Not too long ago a lady on her way out of the library glanced over at the Front Desk, did a double-take, and, reversing course, walked up to me as if she had a bone to pick. “Have you read 'The Garden of Evening Mists' yet?” she demanded. I told her I hadn't. I hadn't even heard of it. You'd have thought I'd said I'd never heard of Shakespeare. “It's an excellent book,” she insisted, “you must read it.” Well I have to admit, I was a little doubtful at first. People always thinks I will love the books they love, and while I often do, there are some genres that just don't work for me. “The Garden of Evening Mists” sounded like it might be a Romance novel, and while I have nothing against Romance novels per se, they're really not my cup of tea.

Still I checked a copy of the book out, took it home, and quickly discovered the patron was right. Excellent novel—terrific characters and a plot that lives and breathes and won't let you go. But for me it was also something more. The story involves a Malaysian named Yun Ling Teoh who, as a young woman, has spent a good part of World War II being tortured and abused in a Japanese prison camp.
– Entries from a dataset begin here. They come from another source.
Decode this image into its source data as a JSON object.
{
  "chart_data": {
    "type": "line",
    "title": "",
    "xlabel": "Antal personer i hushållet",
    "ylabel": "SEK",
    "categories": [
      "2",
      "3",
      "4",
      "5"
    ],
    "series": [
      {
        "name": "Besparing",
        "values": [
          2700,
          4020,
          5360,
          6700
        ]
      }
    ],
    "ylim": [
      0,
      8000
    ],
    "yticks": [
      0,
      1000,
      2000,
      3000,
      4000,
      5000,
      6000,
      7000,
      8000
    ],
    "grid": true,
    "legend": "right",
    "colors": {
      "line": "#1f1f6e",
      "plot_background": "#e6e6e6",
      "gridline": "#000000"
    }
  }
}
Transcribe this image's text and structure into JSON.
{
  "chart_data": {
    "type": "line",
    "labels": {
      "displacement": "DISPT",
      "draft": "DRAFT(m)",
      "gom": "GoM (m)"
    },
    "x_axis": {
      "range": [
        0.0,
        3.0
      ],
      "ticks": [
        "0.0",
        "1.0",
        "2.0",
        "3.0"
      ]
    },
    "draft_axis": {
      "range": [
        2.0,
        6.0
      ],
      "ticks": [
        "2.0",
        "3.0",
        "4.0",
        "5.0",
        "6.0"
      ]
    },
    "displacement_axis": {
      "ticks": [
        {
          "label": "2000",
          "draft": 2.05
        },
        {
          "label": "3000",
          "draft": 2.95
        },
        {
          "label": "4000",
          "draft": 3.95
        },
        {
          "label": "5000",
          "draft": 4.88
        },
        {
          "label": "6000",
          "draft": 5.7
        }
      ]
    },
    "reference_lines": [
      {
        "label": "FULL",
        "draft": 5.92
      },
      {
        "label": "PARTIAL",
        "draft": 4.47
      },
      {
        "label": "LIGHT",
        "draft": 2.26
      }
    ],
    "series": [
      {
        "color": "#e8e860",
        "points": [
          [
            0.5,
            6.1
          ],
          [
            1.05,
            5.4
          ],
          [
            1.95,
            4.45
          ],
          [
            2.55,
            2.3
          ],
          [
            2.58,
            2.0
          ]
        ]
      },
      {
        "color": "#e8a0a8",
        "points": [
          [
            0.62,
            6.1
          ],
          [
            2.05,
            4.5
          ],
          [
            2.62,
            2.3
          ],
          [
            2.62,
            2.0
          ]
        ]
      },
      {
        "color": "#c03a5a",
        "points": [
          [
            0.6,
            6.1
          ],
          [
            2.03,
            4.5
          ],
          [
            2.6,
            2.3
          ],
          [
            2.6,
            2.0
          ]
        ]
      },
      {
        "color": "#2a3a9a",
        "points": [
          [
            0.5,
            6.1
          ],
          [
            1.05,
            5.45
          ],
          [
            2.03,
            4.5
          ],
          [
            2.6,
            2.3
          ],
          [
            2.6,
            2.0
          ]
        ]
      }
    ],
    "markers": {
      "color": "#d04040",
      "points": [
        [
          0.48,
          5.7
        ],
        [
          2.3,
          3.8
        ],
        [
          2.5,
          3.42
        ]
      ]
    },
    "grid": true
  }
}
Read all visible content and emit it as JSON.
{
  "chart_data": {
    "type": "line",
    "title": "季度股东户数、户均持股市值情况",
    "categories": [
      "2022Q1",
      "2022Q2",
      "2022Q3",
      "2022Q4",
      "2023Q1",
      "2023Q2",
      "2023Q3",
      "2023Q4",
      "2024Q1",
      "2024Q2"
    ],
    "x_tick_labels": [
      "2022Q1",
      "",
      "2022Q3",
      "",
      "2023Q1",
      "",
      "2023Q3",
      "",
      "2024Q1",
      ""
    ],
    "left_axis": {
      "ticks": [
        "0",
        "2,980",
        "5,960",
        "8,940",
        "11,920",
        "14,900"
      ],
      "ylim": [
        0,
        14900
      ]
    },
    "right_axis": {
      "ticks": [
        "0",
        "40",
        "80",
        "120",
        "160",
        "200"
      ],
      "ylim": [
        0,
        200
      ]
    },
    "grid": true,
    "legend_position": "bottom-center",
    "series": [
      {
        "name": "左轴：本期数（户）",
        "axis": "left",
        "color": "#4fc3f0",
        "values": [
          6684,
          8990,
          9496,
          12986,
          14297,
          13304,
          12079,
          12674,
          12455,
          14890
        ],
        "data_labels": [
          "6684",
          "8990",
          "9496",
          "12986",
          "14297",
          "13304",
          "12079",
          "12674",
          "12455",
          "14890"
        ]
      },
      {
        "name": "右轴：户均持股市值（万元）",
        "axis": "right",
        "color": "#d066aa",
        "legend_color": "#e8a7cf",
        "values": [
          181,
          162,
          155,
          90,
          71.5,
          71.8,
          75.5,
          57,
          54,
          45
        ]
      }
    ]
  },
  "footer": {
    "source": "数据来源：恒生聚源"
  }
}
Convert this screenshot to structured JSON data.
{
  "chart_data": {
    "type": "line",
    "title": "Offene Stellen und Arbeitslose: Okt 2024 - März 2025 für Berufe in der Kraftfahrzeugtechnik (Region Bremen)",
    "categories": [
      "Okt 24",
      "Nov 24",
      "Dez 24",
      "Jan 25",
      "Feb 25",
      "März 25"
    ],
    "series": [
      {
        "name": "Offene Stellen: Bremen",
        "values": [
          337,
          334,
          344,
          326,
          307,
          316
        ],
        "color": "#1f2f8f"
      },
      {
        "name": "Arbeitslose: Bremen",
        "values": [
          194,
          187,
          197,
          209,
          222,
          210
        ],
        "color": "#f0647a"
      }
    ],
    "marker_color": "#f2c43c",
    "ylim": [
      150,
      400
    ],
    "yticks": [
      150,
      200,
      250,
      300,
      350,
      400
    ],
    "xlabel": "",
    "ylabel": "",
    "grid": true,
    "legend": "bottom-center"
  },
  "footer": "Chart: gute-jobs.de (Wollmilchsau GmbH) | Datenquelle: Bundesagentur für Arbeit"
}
For understandable reasons, Yun's feelings about the Land of the Rising Sun are pretty harsh. My father spent a good part of World War II fighting the Japanese across the draws and ridges of Okinawa. For understandable reasons, his feelings about the Land of the Rising Sun were pretty harsh too. And he was my father. I grew up listening to tales of the Rape of Nanking and the beheading of American POWs. But if she is to move on in her life, Yun learns over the course of the novel that she must let go of prejudices that are keeping her from seeing others (the Japanese) as fully human and, at the same time, keeping her from being fully human as well. It is, of course, a lesson we all must learn. It is a lesson—my father's stories notwithstanding—I must learn.

And so there is a patron out there to whom I owe a debt of gratitude. Though she clearly felt she knew me, I'm afraid I don't know her name and have only the vaguest memory of what she looked like. Which makes this column the only way I have of thanking her, and, indeed, my only way of thanking all the good people who have shared their love of books with me at the Talbot County Free Library. Blessings upon you all. May your tribe increase!